A year ago, if you asked me whether I was ever going to return to the video games industry, I would have righteously told you, “No! most games glorify violence, promote sexual objectification, like all entertainment are used as a form of escapism, and personally I don’t even play games!”
I had always loved the techniques and artistic discipline I acquired by doing commercial work, but there came a time when I could no longer accept the disconnect I felt with the products. The crux of my discontent rested upon the fact that in a small way, by contributing to these entertainment products, I was helping to reinforce what I considered to be false gender stereotypes. My job required I create brutish male characters that glorify the concept of “power over,” and hyper-sexualized females, cast either as damsels in distress or sexual power objects. For years I’d been developing perceptions of what evolved masculine and feminine polarities meant, and how I could balance them within, but the art jobs I was able to secure tended to oppose to my personal views.
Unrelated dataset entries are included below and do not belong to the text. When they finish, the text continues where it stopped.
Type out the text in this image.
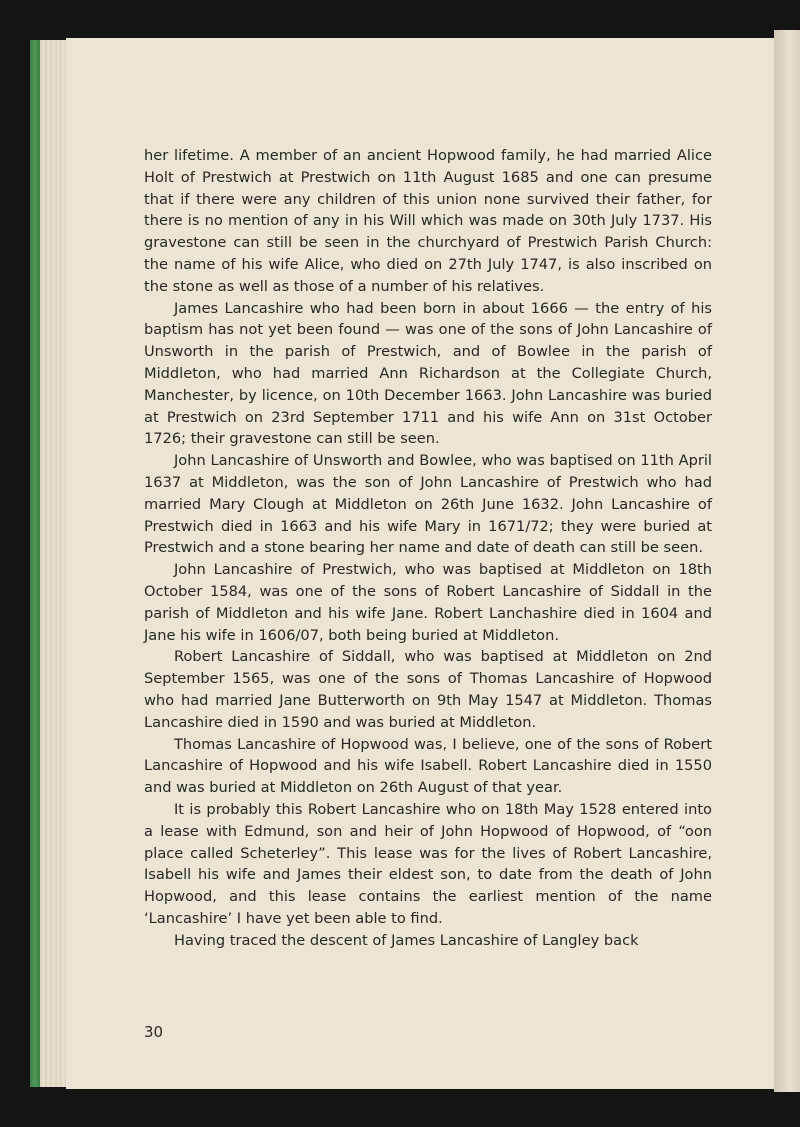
her lifetime. A member of an ancient Hopwood family, he had married Alice Holt of Prestwich at Prestwich on 11th August 1685 and one can presume that if there were any children of this union none survived their father, for there is no mention of any in his Will which was made on 30th July 1737. His gravestone can still be seen in the churchyard of Prestwich Parish Church: the name of his wife Alice, who died on 27th July 1747, is also inscribed on the stone as well as those of a number of his relatives.

James Lancashire who had been born in about 1666 — the entry of his baptism has not yet been found — was one of the sons of John Lancashire of Unsworth in the parish of Prestwich, and of Bowlee in the parish of Middleton, who had married Ann Richardson at the Collegiate Church, Manchester, by licence, on 10th December 1663. John Lancashire was buried at Prestwich on 23rd September 1711 and his wife Ann on 31st October 1726; their gravestone can still be seen.

John Lancashire of Unsworth and Bowlee, who was baptised on 11th April 1637 at Middleton, was the son of John Lancashire of Prestwich who had married Mary Clough at Middleton on 26th June 1632. John Lancashire of Prestwich died in 1663 and his wife Mary in 1671/72; they were buried at Prestwich and a stone bearing her name and date of death can still be seen.

John Lancashire of Prestwich, who was baptised at Middleton on 18th October 1584, was one of the sons of Robert Lancashire of Siddall in the parish of Middleton and his wife Jane. Robert Lanchashire died in 1604 and Jane his wife in 1606/07, both being buried at Middleton.

Robert Lancashire of Siddall, who was baptised at Middleton on 2nd September 1565, was one of the sons of Thomas Lancashire of Hopwood who had married Jane Butterworth on 9th May 1547 at Middleton. Thomas Lancashire died in 1590 and was buried at Middleton.

Thomas Lancashire of Hopwood was, I believe, one of the sons of Robert Lancashire of Hopwood and his wife Isabell. Robert Lancashire died in 1550 and was buried at Middleton on 26th August of that year.

It is probably this Robert Lancashire who on 18th May 1528 entered into a lease with Edmund, son and heir of John Hopwood of Hopwood, of “oon place called Scheterley”. This lease was for the lives of Robert Lancashire, Isabell his wife and James their eldest son, to date from the death of John Hopwood, and this lease contains the earliest mention of the name ‘Lancashire’ I have yet been able to find.

Having traced the descent of James Lancashire of Langley back

30
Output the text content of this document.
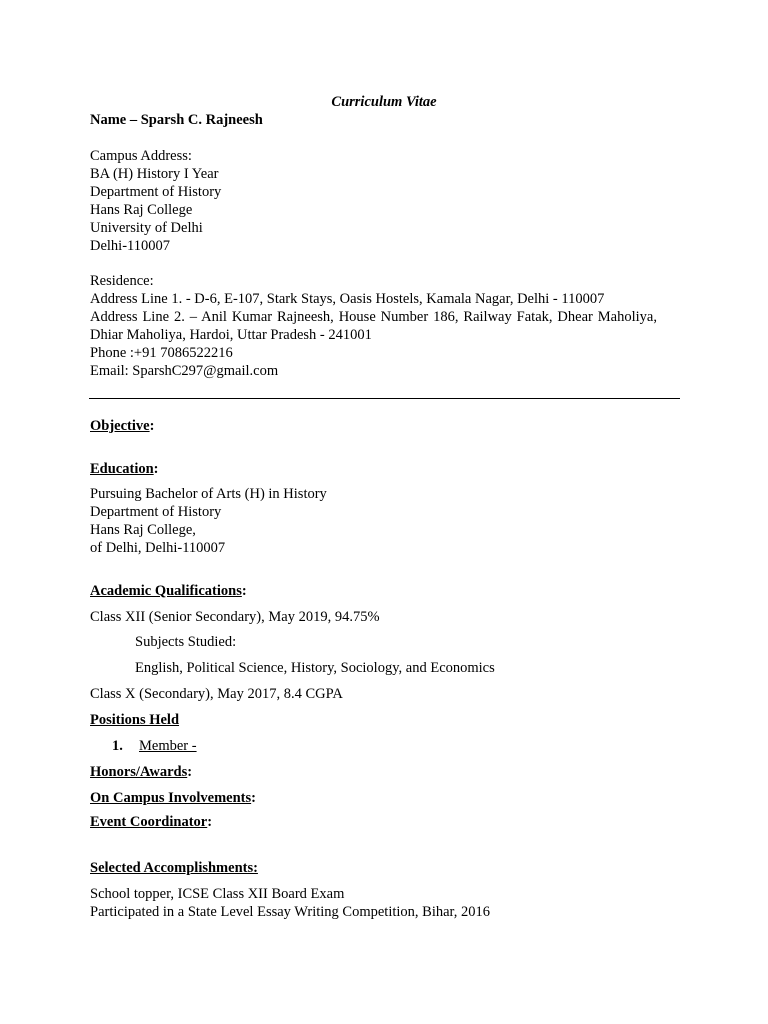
Curriculum Vitae
Name – Sparsh C. Rajneesh
Campus Address:
BA (H) History I Year
Department of History
Hans Raj College
University of Delhi
Delhi-110007
Residence:
Address Line 1. - D-6, E-107, Stark Stays, Oasis Hostels, Kamala Nagar, Delhi - 110007
Address Line 2. – Anil Kumar Rajneesh, House Number 186, Railway Fatak, Dhear Maholiya,
Dhiar Maholiya, Hardoi, Uttar Pradesh - 241001
Phone :+91 7086522216
Email: SparshC297@gmail.com
Objective:
Education:
Pursuing Bachelor of Arts (H) in History
Department of History
Hans Raj College,
of Delhi, Delhi-110007
Academic Qualifications:
Class XII (Senior Secondary), May 2019, 94.75%
Subjects Studied:
English, Political Science, History, Sociology, and Economics
Class X (Secondary), May 2017, 8.4 CGPA
Positions Held
1. Member -
Honors/Awards:
On Campus Involvements:
Event Coordinator:
Selected Accomplishments:
School topper, ICSE Class XII Board Exam
Participated in a State Level Essay Writing Competition, Bihar, 2016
However, after abandoning the industry, testing the waters of entrepreneurship (in the digital visionary art scene) and revisiting other much lower paying types of work, I sit here updating my portfolio, drawings images of the false masculine in a peacefully detached state. Thanks to vipassana I perceive these images as just shapes and colors. Yes I’m planning to go back to work. I may not be proud of the content I produce, but neither will I be ashamed. It’s simply the best way to finance an alternative education and path toward a more purposeful future, and who knows, there’s always the possibility that this time I’ll be hired for something a little more inspiring.